Comment faire avancer autant d’indépendants dans une même direction sans étouffer leur énergie entrepreneuriale ?
Par des règles communes, des critères de performance partagés et une culture commerçante forte.
Négocier, c’est d’abord comprendre l’autre
Lorsqu’il revient sur les grandes opérations menées ces dernières années, Lionel Peluhet parle d’abord d’anticipation, de préparation et de compréhension de l’autre.
Le rachat des magasins Casino en est l’illustration. Une opération préparée depuis près de dix ans au sein des Mousquetaires.
« On avait préparé le groupement pour pouvoir accueillir cette croissance externe. »
Mais pour lui, une négociation ne se résume jamais à ce que veut l’acheteur.
« Il faut comprendre ce que veut le vendeur. »
Préparer ses marges de manœuvre, connaître ses limites, comprendre les contraintes de l’autre, créer les conditions de la confiance : voilà ce qui permet de construire des accords durables.
Dans le dossier Casino, cette approche concernait aussi les équipes et les territoires touchés par la transformation.
« Une négociation ne se déroule jamais comme on l’avait imaginée. »
Derrière cette phrase, on retrouve sa vision du commerce : un équilibre permanent entre préparation, adaptation et relation humaine.
Le commerce comme lien social
Lorsqu’il parle de l’avenir, Lionel Peluhet ne minimise pas les bouleversements en cours.
Le digital transforme profondément le métier de commerçant. L’intelligence artificielle modifiera encore davantage les organisations et les modes de fonctionnement.
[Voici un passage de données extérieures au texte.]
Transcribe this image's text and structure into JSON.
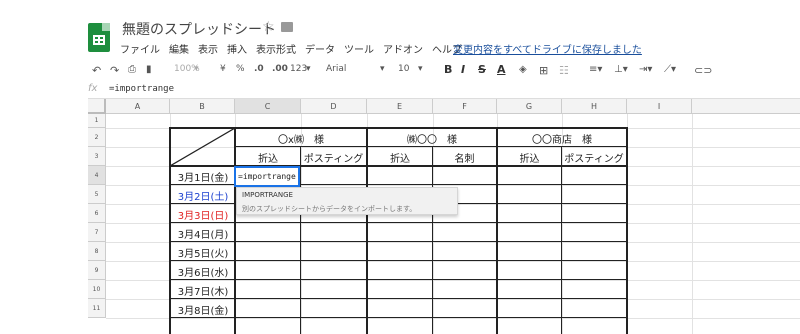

Mais il reste convaincu d’une chose : le commerce demeurera un métier de relation.
« Les hypermarchés et les supermarchés sont devenus l’ancienne place du village. »
Derrière l’image, une conviction forte : la proximité reste un avantage stratégique majeur.
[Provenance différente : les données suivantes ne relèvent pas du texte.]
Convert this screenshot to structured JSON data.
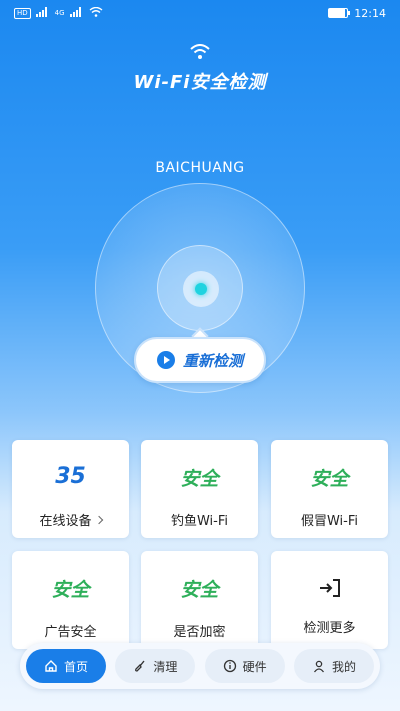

Chez les Mousquetaires, un magasin tous les dix kilomètres permet de maintenir cette relation quotidienne avec les clients.
Dans cette transformation, il voit aussi une formidable opportunité sociale.
« Le commerce est plus que jamais un ascenseur social. »
Lui-même se définit comme « un enfant de la République », construit par l’école et le sport.
Car pour réussir dans le commerce, estime-t-il, il faut avant tout aimer les gens.
Bio express
Lionel Peluhet est vice-président du Groupement Les Mousquetaires, où il pilote notamment les finances et le développement. Diplômé de Sup de Co Toulouse et de l’École de Commerce de Madrid, ancien rugbyman et passionné de sport, il a conduit plusieurs opérations majeures du groupement, dont le rapprochement avec Casino. Chef d’entreprise à la tête de plusieurs activités commerciales, il est également propriétaire du Limoges CSP.